His one fashion accouterment is a broad-brimmed white hat that he wears on his strolls or when he sits on the porch of his brick row house. He works here. At night he walks to a roomy Victorian house with a turret and a wraparound porch where he lives with Anne Marie Macari, also a poet, and her three sons. But during the day he is alone, left to plod barefoot in an old pair of jeans about the sparsely furnished rooms.

His mind spins with words as he walks along the towpath or ruminates Buddha-like in front of his notebook, the pages scribbled on and curled. The kitchen utensils, the clock, the tree outside the window and always the river make it into his poetry. "I am always writing," he said. "I get up in the middle of the night to put it down so I do not forget. I never stop."

He speaks with the profanity of a soldier or an inmate, indeed he was both, spending six months incarcerated in an Army guardhouse after World War II for a crime he said he did not commit. He has the excitement of a small boy eager to show his mother his latest piece of schoolwork and begins, unprompted, to read, old poems, new poems, half-finished poems.

Mr. Stern loves poetry, not for its deftness or technical structure but its ability to transmit the deepest human emotions, "passion, anger, love, justice and fear."

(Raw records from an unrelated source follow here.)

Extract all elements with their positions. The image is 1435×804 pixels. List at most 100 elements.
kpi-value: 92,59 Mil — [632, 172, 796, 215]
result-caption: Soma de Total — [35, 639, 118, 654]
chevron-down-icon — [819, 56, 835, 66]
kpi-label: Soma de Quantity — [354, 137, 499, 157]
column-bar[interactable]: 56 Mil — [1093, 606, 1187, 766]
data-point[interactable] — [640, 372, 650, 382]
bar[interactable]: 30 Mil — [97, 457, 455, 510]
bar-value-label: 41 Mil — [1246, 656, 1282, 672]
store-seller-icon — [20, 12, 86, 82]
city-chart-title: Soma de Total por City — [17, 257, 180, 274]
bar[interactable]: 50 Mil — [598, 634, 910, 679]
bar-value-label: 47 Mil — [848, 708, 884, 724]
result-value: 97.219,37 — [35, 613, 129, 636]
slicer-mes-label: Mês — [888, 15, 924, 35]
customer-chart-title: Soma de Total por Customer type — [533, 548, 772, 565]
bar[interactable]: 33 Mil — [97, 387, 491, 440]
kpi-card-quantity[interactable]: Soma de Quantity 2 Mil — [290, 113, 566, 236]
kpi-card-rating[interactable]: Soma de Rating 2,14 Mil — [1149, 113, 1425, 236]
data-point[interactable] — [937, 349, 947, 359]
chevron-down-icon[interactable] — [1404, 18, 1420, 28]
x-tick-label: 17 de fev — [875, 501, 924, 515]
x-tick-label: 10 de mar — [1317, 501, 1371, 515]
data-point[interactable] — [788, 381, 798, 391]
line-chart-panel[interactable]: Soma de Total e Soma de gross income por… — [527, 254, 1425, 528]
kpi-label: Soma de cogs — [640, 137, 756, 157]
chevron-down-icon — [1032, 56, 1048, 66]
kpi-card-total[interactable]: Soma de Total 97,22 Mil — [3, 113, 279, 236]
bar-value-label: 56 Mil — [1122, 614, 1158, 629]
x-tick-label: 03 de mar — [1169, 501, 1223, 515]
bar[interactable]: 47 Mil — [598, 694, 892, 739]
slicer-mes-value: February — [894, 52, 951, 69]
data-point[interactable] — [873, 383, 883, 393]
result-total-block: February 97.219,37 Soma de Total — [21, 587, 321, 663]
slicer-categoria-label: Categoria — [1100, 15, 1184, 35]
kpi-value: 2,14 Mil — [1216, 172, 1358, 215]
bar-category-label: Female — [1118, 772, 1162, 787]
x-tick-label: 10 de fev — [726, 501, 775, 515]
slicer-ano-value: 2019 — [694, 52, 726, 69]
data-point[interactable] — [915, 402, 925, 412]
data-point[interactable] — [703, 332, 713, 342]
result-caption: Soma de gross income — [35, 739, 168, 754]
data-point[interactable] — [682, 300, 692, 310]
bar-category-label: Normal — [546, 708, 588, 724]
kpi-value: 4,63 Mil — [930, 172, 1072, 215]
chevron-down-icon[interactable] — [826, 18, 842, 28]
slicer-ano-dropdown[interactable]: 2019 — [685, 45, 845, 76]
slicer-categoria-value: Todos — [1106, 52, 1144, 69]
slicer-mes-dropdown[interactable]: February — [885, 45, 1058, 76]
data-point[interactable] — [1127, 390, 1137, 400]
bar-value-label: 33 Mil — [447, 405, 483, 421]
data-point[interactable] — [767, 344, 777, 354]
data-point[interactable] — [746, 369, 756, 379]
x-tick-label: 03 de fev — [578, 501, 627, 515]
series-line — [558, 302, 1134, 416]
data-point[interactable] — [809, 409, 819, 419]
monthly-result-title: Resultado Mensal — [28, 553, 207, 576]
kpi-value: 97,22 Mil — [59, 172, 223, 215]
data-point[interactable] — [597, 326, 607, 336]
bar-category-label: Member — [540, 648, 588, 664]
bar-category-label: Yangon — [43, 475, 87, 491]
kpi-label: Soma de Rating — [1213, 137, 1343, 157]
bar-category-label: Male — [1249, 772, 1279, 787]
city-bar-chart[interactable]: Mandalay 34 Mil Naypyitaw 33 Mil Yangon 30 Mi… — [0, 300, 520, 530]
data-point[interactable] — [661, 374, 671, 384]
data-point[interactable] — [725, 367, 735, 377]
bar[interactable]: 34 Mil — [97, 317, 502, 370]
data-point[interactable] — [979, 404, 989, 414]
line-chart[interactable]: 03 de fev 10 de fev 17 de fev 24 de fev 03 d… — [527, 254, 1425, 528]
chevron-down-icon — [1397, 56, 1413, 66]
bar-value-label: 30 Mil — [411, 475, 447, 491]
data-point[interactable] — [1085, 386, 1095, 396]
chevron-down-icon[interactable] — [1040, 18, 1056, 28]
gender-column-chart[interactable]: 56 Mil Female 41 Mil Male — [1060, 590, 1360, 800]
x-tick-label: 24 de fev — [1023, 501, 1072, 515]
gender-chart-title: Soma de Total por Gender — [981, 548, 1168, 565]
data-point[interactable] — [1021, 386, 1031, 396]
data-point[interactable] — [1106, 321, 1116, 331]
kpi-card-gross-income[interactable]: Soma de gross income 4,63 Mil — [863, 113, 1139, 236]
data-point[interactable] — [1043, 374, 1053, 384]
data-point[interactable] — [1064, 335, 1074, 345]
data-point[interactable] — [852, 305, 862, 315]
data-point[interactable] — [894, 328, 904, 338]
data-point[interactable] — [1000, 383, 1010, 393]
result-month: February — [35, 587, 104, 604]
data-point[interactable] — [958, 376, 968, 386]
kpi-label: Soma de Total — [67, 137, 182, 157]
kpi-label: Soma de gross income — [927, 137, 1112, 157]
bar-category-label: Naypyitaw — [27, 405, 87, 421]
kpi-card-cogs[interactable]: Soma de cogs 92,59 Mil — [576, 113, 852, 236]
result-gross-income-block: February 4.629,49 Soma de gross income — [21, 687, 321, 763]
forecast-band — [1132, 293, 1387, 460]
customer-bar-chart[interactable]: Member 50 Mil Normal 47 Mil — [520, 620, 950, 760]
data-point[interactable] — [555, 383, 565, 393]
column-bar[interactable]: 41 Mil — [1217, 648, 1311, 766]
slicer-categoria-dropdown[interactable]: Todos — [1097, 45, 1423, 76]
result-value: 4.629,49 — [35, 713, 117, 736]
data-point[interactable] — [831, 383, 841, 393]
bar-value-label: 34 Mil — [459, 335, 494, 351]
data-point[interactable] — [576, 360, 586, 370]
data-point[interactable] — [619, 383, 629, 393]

It was the death of his sister Sylvia when he was 8 and she was 9 that led him to turn to words to express the grief that his family, Jewish but infused with "the gray deadness of Calvinism," never openly acknowledged. He ended up in Paris, too unsure of himself to approach poets whose work he knew by heart. He labored there over a poem called "Ishmael's Dream," which he says was terrible.

He spent years working odd jobs so he could write, but late in life began to receive acclaim and honors such as the National Book Award for his volume "This Time."

"I can write what I like because, unlike in Russia during Soviet rule, poets are not a threat," he said. "I'm nobody. The only time artists achieved real power in this country was in the film industry in the 1950's and the government got rid of dozens whom they perceived as a threat."


HE burst into an Army song taught to him by his father, a Canadian soldier in World War I. He wanders around the kitchen looking for something. He finds it. It is a school notebook. They are his newest poems, all of which have 14 syllables. "Here is a child," he said with a mischievous grin, "let's jump on him sayeth the little Bush."

He has taught at several universities, being thrown out of a couple and never staying very long at the others. He has a problem with authority, indeed, he said, he believes poets should have a problem with authority. He says institutions, and especially universities, are "repressive and conservative and along with grants kill good poetry and good art."

"Poetry should be passionate and outrageous and political and most of all revolutionary," he said. "I am a radical, although as I get older sometimes I get too soft and am just a liberal."